Running an errand this morning I noticed that the local elementary school had posted the words "Book Fair" on the notice board out front. Just those words and I was grinning all the way to the store and back.
Book fairs were one of my favorite things when I was in junior high and elementary school. Rows and rows of new books in the library that you could take home & keep--what could be better. Current paperbacks full of people and creatures that I had yet to meet. Oddly enough, it's similar to the way Lydia responds when we find an unexplored cave in Skyrim: "Hey, look, a cave. Wonder what's in there." That, for me, was the possibility of a book. What would I find and carry out of the new stories?

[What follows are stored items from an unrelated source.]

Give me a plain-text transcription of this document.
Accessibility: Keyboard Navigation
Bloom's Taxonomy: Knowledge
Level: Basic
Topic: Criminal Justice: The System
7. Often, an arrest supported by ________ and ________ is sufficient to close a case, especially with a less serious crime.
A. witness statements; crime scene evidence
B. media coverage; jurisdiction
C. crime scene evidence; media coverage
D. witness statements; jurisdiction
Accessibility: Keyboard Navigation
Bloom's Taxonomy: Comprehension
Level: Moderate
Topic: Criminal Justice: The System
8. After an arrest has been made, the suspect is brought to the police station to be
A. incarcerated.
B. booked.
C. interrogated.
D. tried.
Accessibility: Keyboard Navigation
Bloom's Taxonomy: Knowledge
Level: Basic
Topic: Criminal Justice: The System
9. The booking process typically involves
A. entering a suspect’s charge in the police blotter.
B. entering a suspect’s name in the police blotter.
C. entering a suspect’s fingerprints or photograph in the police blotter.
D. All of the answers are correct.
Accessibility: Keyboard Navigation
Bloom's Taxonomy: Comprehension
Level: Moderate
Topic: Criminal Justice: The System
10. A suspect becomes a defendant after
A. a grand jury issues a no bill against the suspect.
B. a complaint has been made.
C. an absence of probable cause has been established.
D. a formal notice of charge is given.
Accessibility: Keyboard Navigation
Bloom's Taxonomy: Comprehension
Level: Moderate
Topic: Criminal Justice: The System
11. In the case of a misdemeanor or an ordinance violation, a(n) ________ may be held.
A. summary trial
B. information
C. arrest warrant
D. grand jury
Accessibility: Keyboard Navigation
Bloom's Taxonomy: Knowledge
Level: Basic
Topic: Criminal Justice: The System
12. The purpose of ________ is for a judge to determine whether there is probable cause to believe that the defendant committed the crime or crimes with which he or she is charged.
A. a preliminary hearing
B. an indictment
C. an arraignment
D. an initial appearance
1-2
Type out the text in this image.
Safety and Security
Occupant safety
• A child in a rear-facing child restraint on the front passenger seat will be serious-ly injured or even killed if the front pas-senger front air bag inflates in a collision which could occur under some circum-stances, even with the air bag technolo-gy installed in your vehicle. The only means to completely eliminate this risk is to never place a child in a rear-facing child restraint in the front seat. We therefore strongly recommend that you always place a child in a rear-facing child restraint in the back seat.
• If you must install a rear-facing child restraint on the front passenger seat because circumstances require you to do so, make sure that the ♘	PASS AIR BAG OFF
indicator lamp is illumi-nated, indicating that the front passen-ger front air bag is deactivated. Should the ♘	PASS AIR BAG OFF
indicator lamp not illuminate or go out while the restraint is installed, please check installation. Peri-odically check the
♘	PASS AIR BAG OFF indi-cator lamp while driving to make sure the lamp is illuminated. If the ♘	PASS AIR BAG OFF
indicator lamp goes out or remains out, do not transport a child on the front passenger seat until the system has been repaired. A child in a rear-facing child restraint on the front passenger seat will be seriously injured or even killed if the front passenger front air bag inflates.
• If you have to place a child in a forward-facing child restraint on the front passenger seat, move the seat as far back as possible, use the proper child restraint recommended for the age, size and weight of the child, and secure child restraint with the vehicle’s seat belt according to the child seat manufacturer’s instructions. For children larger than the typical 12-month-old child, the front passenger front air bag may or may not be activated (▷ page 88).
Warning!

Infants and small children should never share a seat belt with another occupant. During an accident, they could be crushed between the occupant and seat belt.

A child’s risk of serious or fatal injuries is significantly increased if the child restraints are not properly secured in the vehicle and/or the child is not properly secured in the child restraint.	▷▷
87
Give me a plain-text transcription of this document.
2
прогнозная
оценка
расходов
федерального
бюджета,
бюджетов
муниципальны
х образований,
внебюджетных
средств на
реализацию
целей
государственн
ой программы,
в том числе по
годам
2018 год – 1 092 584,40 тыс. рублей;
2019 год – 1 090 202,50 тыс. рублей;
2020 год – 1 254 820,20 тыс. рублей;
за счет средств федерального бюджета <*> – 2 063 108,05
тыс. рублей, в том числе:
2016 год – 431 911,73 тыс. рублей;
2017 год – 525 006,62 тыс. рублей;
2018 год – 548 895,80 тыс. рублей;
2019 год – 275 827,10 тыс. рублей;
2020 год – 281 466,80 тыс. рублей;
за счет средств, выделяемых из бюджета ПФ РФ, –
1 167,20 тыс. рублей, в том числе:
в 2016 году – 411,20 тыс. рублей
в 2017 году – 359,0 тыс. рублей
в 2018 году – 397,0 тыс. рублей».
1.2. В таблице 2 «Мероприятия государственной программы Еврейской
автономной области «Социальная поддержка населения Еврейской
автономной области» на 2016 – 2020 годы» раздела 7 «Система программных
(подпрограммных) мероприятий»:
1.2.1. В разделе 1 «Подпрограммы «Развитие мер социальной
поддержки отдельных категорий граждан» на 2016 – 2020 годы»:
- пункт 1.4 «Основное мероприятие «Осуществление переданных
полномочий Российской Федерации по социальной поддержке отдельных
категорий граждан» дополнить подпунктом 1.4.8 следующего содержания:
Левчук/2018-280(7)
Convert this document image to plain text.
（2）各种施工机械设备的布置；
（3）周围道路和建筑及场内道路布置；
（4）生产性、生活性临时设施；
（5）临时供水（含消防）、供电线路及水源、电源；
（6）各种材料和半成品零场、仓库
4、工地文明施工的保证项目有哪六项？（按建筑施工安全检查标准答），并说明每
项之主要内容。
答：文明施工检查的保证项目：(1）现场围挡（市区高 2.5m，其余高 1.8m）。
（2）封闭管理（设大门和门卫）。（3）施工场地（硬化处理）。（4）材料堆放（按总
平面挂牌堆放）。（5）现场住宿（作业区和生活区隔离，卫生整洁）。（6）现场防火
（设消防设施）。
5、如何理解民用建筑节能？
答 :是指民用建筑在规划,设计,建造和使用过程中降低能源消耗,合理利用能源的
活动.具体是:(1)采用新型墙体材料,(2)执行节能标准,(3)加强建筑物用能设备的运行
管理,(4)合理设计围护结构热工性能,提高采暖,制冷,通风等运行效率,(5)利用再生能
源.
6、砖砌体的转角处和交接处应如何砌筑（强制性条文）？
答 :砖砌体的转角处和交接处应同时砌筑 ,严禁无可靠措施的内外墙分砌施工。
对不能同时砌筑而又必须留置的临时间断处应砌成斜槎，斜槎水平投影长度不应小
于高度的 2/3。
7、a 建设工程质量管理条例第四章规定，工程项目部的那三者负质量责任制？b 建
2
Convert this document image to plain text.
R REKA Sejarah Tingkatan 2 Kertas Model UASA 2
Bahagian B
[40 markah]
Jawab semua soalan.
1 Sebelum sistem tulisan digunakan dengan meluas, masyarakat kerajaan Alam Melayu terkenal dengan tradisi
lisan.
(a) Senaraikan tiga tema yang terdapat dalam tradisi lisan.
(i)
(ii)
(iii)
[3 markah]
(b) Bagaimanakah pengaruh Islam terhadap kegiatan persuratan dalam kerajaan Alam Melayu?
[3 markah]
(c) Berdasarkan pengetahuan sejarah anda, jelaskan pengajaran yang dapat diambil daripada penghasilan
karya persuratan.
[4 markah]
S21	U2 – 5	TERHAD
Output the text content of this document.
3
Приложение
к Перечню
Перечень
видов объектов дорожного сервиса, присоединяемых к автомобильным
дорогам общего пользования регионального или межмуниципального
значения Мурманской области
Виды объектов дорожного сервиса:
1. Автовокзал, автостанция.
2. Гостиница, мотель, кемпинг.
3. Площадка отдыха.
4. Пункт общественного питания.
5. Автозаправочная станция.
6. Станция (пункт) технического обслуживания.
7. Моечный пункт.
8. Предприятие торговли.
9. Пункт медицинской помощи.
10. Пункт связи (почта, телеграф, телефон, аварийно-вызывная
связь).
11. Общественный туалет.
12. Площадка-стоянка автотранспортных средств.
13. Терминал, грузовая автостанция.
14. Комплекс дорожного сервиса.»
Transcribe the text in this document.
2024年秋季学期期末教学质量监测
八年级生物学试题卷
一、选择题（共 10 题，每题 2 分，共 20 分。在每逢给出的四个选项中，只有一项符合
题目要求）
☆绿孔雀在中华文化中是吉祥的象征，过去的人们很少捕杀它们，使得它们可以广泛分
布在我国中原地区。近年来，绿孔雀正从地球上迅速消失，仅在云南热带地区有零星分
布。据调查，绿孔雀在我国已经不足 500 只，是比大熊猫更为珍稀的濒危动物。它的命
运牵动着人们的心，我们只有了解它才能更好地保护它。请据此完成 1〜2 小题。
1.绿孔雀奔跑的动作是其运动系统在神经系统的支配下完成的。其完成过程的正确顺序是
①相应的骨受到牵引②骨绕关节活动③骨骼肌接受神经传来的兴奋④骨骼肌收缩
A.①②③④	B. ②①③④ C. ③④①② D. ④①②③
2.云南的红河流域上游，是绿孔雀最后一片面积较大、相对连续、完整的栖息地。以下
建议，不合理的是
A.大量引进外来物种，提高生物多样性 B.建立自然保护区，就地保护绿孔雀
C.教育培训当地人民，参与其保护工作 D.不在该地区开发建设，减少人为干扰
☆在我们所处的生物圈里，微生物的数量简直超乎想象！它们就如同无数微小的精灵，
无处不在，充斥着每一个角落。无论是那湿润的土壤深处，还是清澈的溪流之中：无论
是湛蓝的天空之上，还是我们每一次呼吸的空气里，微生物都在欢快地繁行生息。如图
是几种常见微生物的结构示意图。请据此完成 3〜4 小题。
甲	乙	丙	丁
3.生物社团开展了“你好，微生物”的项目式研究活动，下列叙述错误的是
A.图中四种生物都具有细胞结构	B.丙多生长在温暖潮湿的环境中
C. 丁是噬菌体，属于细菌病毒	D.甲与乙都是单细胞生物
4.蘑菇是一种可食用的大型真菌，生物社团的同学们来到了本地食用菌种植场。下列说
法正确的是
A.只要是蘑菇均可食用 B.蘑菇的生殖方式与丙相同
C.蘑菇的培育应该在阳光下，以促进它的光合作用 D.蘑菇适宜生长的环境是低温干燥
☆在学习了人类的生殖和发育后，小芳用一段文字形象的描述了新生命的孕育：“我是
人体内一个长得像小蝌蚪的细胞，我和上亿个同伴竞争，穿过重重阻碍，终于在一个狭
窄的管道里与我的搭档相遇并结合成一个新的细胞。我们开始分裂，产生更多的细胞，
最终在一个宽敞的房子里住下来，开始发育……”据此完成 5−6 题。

Which probably hints at why I've been a bit frustrated lately with the books on my shelf. Some of them, mostly the non-fiction ones, are interesting and give me something new to explore. But as I've tried to steer my writing in a different direction, my reading list has changed. The things that I'd like to carry out: tighter plots, more adrenaline, more romance are things that I don't find myself wanting to pick up. They are the things I never pick up in those caves: iron arrows, hide boots, potatoes. (Seriously. Can't bring myself to waste carry space on potatoes or cabbages.) The uber-gendered tropes that circle the characters like thick lines in a coloring book.
Somehow, I need to retain that sense of discovery that I had back in the day for reading in my own writing. And it doesn't need to be perfect or published for me to find it. In fact, it's better that it isn't. Writing was something that I always wanted to do without ever noticing that I was doing it.
Which seems an odd angle on which to end this post. However, I think that growing as a writer means acknowledging that you didn't invest the time in your craft when you should have and knowing that going forward your craft is going to remain strictly personal. Which is okay. I should have some cost for my lack of effort earlier.
There are still caves full of wonder and I can still poke around in them.